This play was very much based on my best friend who passed away when I was 20. I wrote the play on the tenth anniversary of his passage. It was very much a homage to myself at that age, because his death was a catalyst for a lot of change in my life and for growing up. I remember that time being really important for my development.

You’ve mentioned that the play is semi-autobiographical. How do you see yourself in the character you play, Nkechi?

A lot of this was triggering. It was also a lot of jumping back into what it meant to not know. I highlighted my experience of being a suburban kid, a fish out of water, who nevertheless still had a community. I grew up in a very predominantly white neighborhood, but when I would come back home, it was Africa. So, I very much wanted to reflect that bicultural, very American, suburban neighborhood I grew up in, but also the African household, and how those things can sometimes be in conflict with each other.

We’ve seen the trope of the overbearing Nigerian parents vs. the creative- leaning Nigerian-American child before. What makes this story different, and what are some ways you made sure that each character was dynamic and unique, rather than fitting into stereotypes?

For us, it was about casting parents from within the Diaspora. We also made sure to let them grow throughout the play, and learn how to be parents. The audience learns where their strictness and overbearance come from; we give a little pathology. We see where she (Nkechi) rubs off on her parents as well when they take time with each other and listen. So, I think what stops it from becoming a stereotype is the fact that these parents actually get to grow and change throughout the play.

This is a memory play, taking place through Nkechi’s recollections rather than a straightforward plot. Did this structure allow for more creativity in the storytelling?

I think at first it was hard because it was about trying to remember things exactly as they were, and I eventually had to let that go because I’m writing 10 years later; you can’t remember everything. I had to let go of the idea that I was ever going to get anything right. Once I let that go, I had a lot more creativity and freedom to let this be a homage and a play as opposed to a docu-drama.

Let’s talk grief. The play touches on how grief is experienced in different cultures. How would you say the American experience of grief differs from the African?

It’s maybe more ceremonial with us (Africans), but tears are tears. They’re the same.
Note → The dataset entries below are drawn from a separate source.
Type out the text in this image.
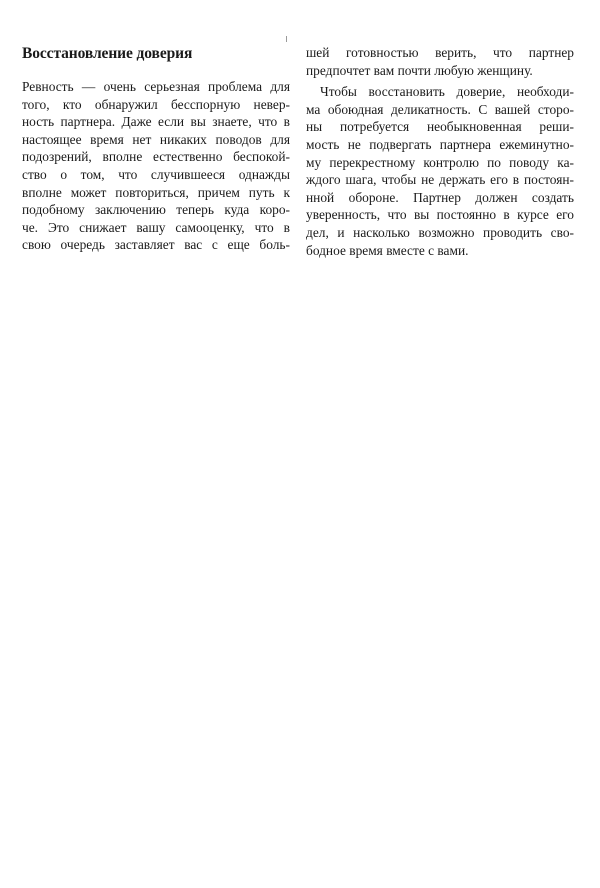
Восстановление доверия

Ревность — очень серьезная проблема для
того, кто обнаружил бесспорную невер-
ность партнера. Даже если вы знаете, что в
настоящее время нет никаких поводов для
подозрений, вполне естественно беспокой-
ство о том, что случившееся однажды
вполне может повториться, причем путь к
подобному заключению теперь куда коро-
че. Это снижает вашу самооценку, что в
свою очередь заставляет вас с еще боль-

шей готовностью верить, что партнер
предпочтет вам почти любую женщину.

Чтобы восстановить доверие, необходи-
ма обоюдная деликатность. С вашей сторо-
ны потребуется необыкновенная реши-
мость не подвергать партнера ежеминутно-
му перекрестному контролю по поводу ка-
ждого шага, чтобы не держать его в постоян-
нной обороне. Партнер должен создать
уверенность, что вы постоянно в курсе его
дел, и насколько возможно проводить сво-
бодное время вместе с вами.
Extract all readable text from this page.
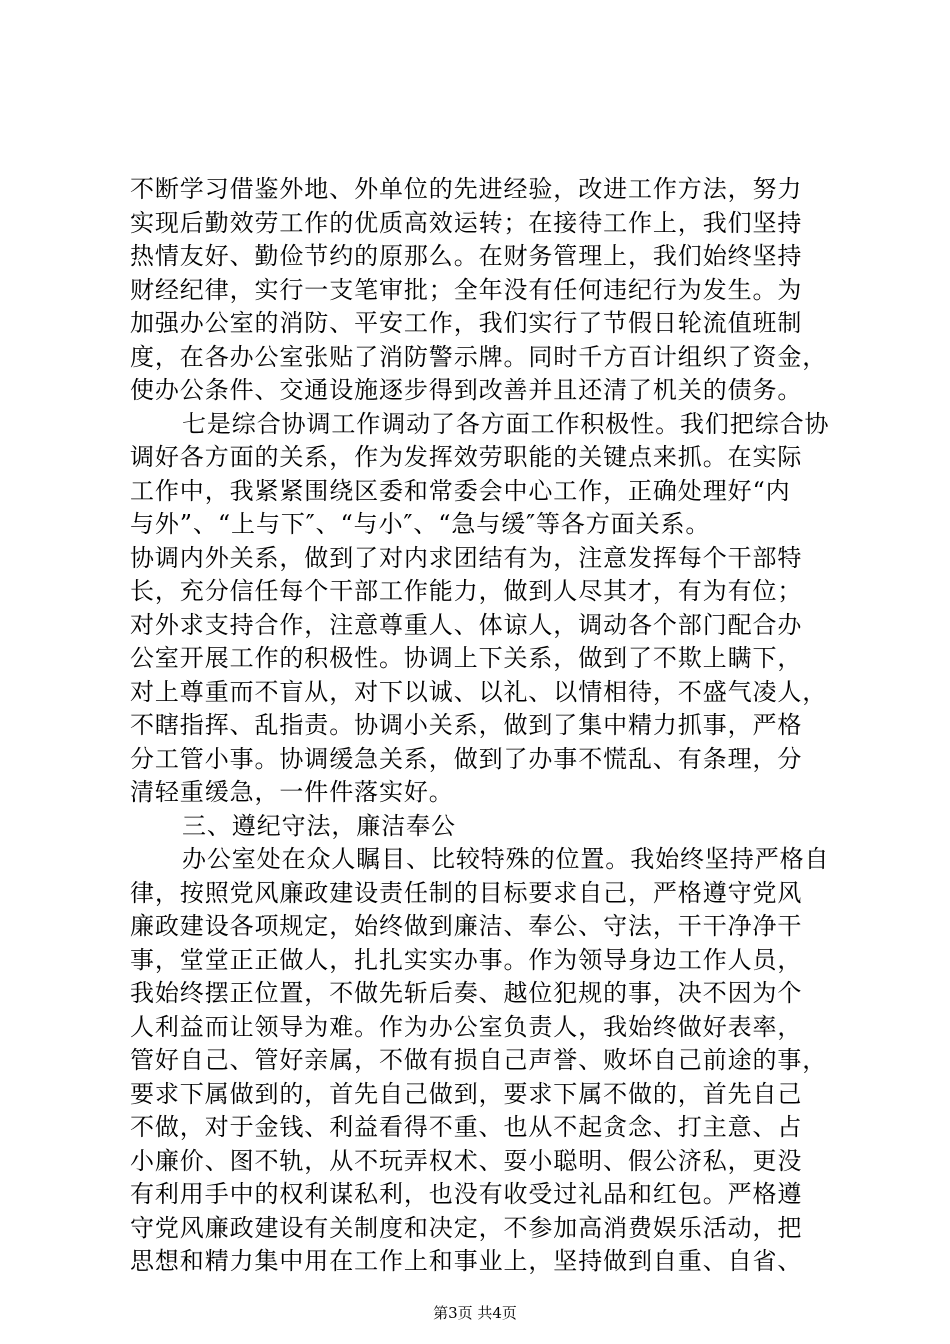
不断学习借鉴外地、外单位的先进经验，改进工作方法，努力
实现后勤效劳工作的优质高效运转；在接待工作上，我们坚持
热情友好、勤俭节约的原那么。在财务管理上，我们始终坚持
财经纪律，实行一支笔审批；全年没有任何违纪行为发生。为
加强办公室的消防、平安工作，我们实行了节假日轮流值班制
度，在各办公室张贴了消防警示牌。同时千方百计组织了资金，
使办公条件、交通设施逐步得到改善并且还清了机关的债务。
七是综合协调工作调动了各方面工作积极性。我们把综合协
调好各方面的关系，作为发挥效劳职能的关键点来抓。在实际
工作中，我紧紧围绕区委和常委会中心工作，正确处理好“内
与外”、“上与下″、“与小″、“急与缓″等各方面关系。
协调内外关系，做到了对内求团结有为，注意发挥每个干部特
长，充分信任每个干部工作能力，做到人尽其才，有为有位；
对外求支持合作，注意尊重人、体谅人，调动各个部门配合办
公室开展工作的积极性。协调上下关系，做到了不欺上瞒下，
对上尊重而不盲从，对下以诚、以礼、以情相待，不盛气凌人，
不瞎指挥、乱指责。协调小关系，做到了集中精力抓事，严格
分工管小事。协调缓急关系，做到了办事不慌乱、有条理，分
清轻重缓急，一件件落实好。
三、遵纪守法，廉洁奉公
办公室处在众人瞩目、比较特殊的位置。我始终坚持严格自
律，按照党风廉政建设责任制的目标要求自己，严格遵守党风
廉政建设各项规定，始终做到廉洁、奉公、守法，干干净净干
事，堂堂正正做人，扎扎实实办事。作为领导身边工作人员，
我始终摆正位置，不做先斩后奏、越位犯规的事，决不因为个
人利益而让领导为难。作为办公室负责人，我始终做好表率，
管好自己、管好亲属，不做有损自己声誉、败坏自己前途的事，
要求下属做到的，首先自己做到，要求下属不做的，首先自己
不做，对于金钱、利益看得不重、也从不起贪念、打主意、占
小廉价、图不轨，从不玩弄权术、耍小聪明、假公济私，更没
有利用手中的权利谋私利，也没有收受过礼品和红包。严格遵
守党风廉政建设有关制度和决定，不参加高消费娱乐活动，把
思想和精力集中用在工作上和事业上，坚持做到自重、自省、
第3页 共4页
Ours is a little bit more of a display, with more ceremony in death in our culture, but at the end of the day, when someone misses someone and loves someone, those tears are just as loud and those cries are just as loud as any funeral.
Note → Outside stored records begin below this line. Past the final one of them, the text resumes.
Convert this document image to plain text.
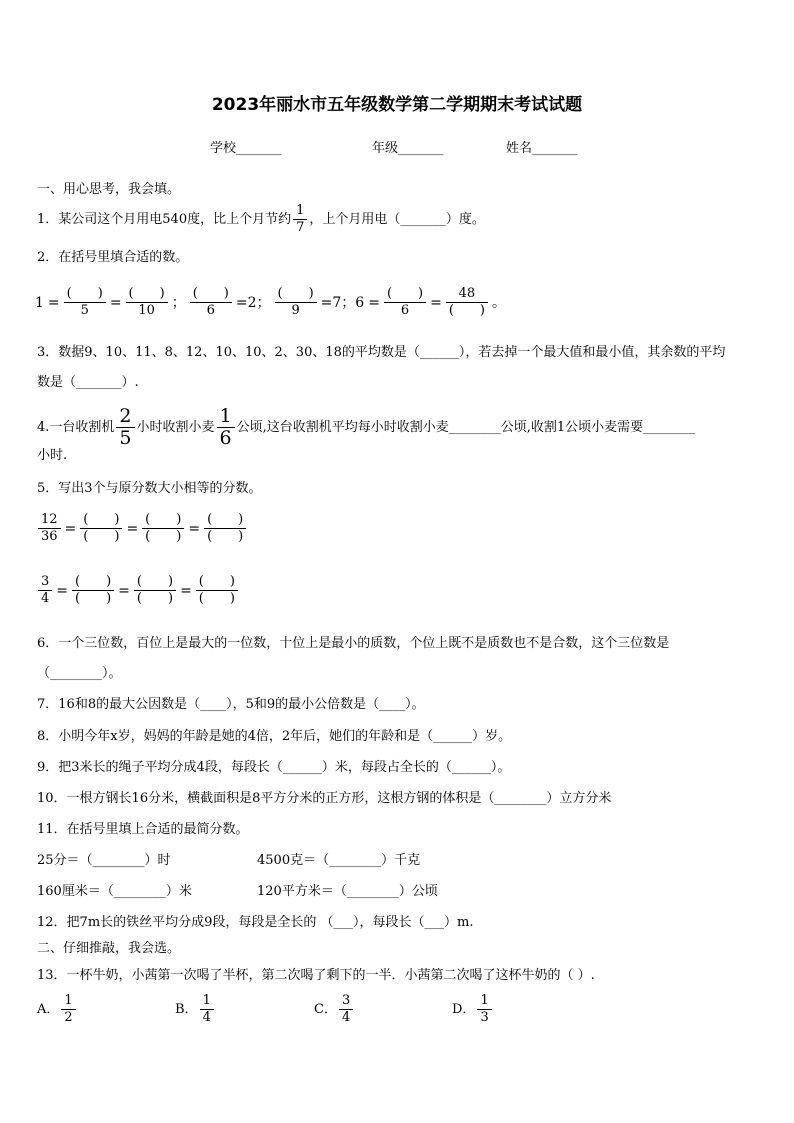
2023年丽水市五年级数学第二学期期末考试试题
学校_______	年级_______	姓名_______
一、用心思考，我会填。
1．某公司这个月用电540度，比上个月节约 $\frac{1}{7}$ ，上个月用电（_______）度。
2．在括号里填合适的数。
$1 = \frac{( )}{5} = \frac{( )}{10}$ ； $\frac{( )}{6} =2$； $\frac{( )}{9} =7$；$6 = \frac{( )}{6} = \frac{48}{( )}$ 。
3．数据9、10、11、8、12、10、10、2、30、18的平均数是（______），若去掉一个最大值和最小值，其余数的平均
数是（_______）.
4.一台收割机 $\frac{2}{5}$ 小时收割小麦 $\frac{1}{6}$ 公顷,这台收割机平均每小时收割小麦________公顷,收割1公顷小麦需要________
小时.
5．写出3个与原分数大小相等的分数。
$\frac{12}{36} = \frac{( )}{( )} = \frac{( )}{( )} = \frac{( )}{( )}$
$\frac{3}{4} = \frac{( )}{( )} = \frac{( )}{( )} = \frac{( )}{( )}$
6．一个三位数，百位上是最大的一位数，十位上是最小的质数，个位上既不是质数也不是合数，这个三位数是
（________）。
7．16和8的最大公因数是（____），5和9的最小公倍数是（____）。
8．小明今年x岁，妈妈的年龄是她的4倍，2年后，她们的年龄和是（______）岁。
9．把3米长的绳子平均分成4段，每段长（______）米，每段占全长的（______）。
10．一根方钢长16分米，横截面积是8平方分米的正方形，这根方钢的体积是（________）立方分米
11．在括号里填上合适的最简分数。
25分＝（________）时	4500克＝（________）千克
160厘米＝（________）米	120平方米＝（________）公顷
12．把7m长的铁丝平均分成9段，每段是全长的 （___），每段长（___）m.
二、仔细推敲，我会选。
13．一杯牛奶，小茜第一次喝了半杯，第二次喝了剩下的一半．小茜第二次喝了这杯牛奶的（ ）.
A． $\frac{1}{2}$	B． $\frac{1}{4}$	C． $\frac{3}{4}$	D． $\frac{1}{3}$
How has the reception been to the play so far?

We did it in Los Angeles last year and it was beautiful. We had a lot of people really respond to it. It’s about death and grieving, and missing people, and I think everyone can identify with that. We had beautiful people coming up to us and telling us stories about people that they love and miss. So that’s been really lovely.
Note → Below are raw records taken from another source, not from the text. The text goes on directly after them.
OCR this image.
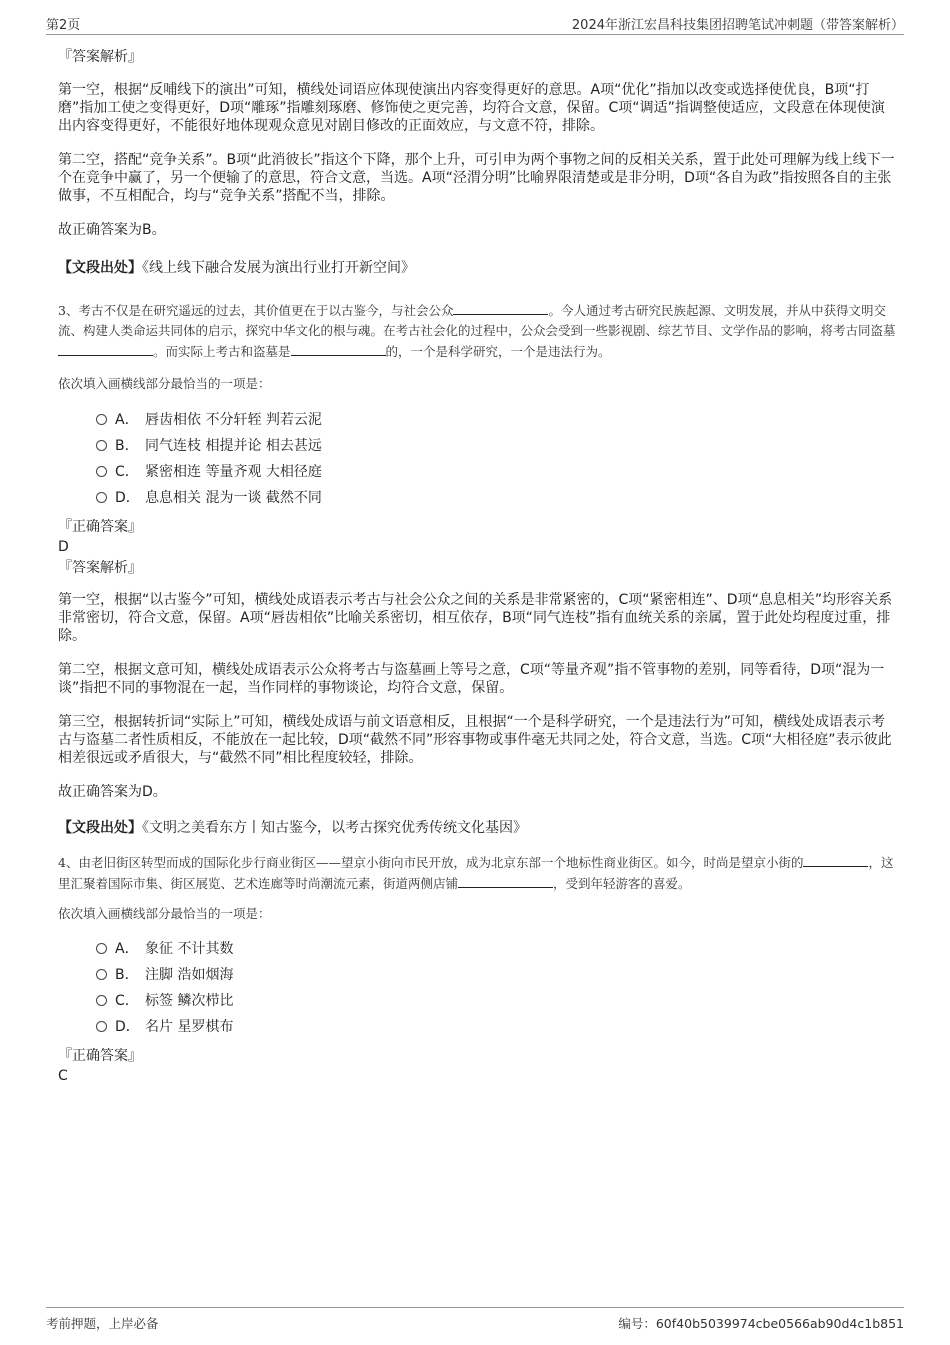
第2页	2024年浙江宏昌科技集团招聘笔试冲刺题（带答案解析）
『答案解析』

第一空，根据“反哺线下的演出”可知，横线处词语应体现使演出内容变得更好的意思。A项“优化”指加以改变或选择使优良，B项“打磨”指加工使之变得更好，D项“雕琢”指雕刻琢磨、修饰使之更完善，均符合文意，保留。C项“调适”指调整使适应，文段意在体现使演出内容变得更好，不能很好地体现观众意见对剧目修改的正面效应，与文意不符，排除。

第二空，搭配“竞争关系”。B项“此消彼长”指这个下降，那个上升，可引申为两个事物之间的反相关关系，置于此处可理解为线上线下一个在竞争中赢了，另一个便输了的意思，符合文意，当选。A项“泾渭分明”比喻界限清楚或是非分明，D项“各自为政”指按照各自的主张做事，不互相配合，均与“竞争关系”搭配不当，排除。

故正确答案为B。

【文段出处】《线上线下融合发展为演出行业打开新空间》

3、考古不仅是在研究遥远的过去，其价值更在于以古鉴今，与社会公众	。今人通过考古研究民族起源、文明发展，并从中获得文明交流、构建人类命运共同体的启示，探究中华文化的根与魂。在考古社会化的过程中，公众会受到一些影视剧、综艺节目、文学作品的影响，将考古同盗墓。而实际上考古和盗墓是	的，一个是科学研究，一个是违法行为。

依次填入画横线部分最恰当的一项是：

A． 唇齿相依 不分轩轾 判若云泥
B． 同气连枝 相提并论 相去甚远
C． 紧密相连 等量齐观 大相径庭
D． 息息相关 混为一谈 截然不同
『正确答案』
D
『答案解析』

第一空，根据“以古鉴今”可知，横线处成语表示考古与社会公众之间的关系是非常紧密的，C项“紧密相连”、D项“息息相关”均形容关系非常密切，符合文意，保留。A项“唇齿相依”比喻关系密切，相互依存，B项“同气连枝”指有血统关系的亲属，置于此处均程度过重，排除。

第二空，根据文意可知，横线处成语表示公众将考古与盗墓画上等号之意，C项“等量齐观”指不管事物的差别，同等看待，D项“混为一谈”指把不同的事物混在一起，当作同样的事物谈论，均符合文意，保留。

第三空，根据转折词“实际上”可知，横线处成语与前文语意相反，且根据“一个是科学研究，一个是违法行为”可知，横线处成语表示考古与盗墓二者性质相反，不能放在一起比较，D项“截然不同”形容事物或事件毫无共同之处，符合文意，当选。C项“大相径庭”表示彼此相差很远或矛盾很大，与“截然不同”相比程度较轻，排除。

故正确答案为D。

【文段出处】《文明之美看东方丨知古鉴今，以考古探究优秀传统文化基因》

4、由老旧街区转型而成的国际化步行商业街区——望京小街向市民开放，成为北京东部一个地标性商业街区。如今，时尚是望京小街的	，这里汇聚着国际市集、街区展览、艺术连廊等时尚潮流元素，街道两侧店铺	，受到年轻游客的喜爱。

依次填入画横线部分最恰当的一项是：

A． 象征 不计其数
B． 注脚 浩如烟海
C． 标签 鳞次栉比
D． 名片 星罗棋布
『正确答案』
C
考前押题，上岸必备	编号：60f40b5039974cbe0566ab90d4c1b851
What do you hope audiences take away from the play?

I hope their empathy will grow. That’s the main hope. I think we’re so fixated on identity and separatism, and I hope that audiences will see that I’m literally just like you. Yes, I have these African parents, but I lived in the suburb down the street from you, and I go through pain like you. I hope that in this climate we can actually see each other for who we are, and see that we’re much more alike than different.

In a past interview, you mentioned that as a playwright you really just want to “heal your people.” Could you expand on that?

We got a lot of stuff. I don’t just mean Africans, but black people. There’s a lot of fixation on our trauma and our pain, but very little on our healing. We now have concepts like black joy, and I love that. I’m just really interested in making work that doesn’t necessarily solve anything but gives a first step towards how we can heal that pain and trauma.

Can you tell us about the pilot you’re developing with JuVee Productions and ABC Signature?

I’m currently developing a show with JuVee Productions and ABC Signature, but I can’t say what it’s about just yet. I’m also commissioned with Atlantic Theater Company, an off-Broadway theater company, so I’m working on a play with them, as well as the Old Globe Theater in San Diego.

Good Grief will run through November 18th in New York’s Vineyard Theatre.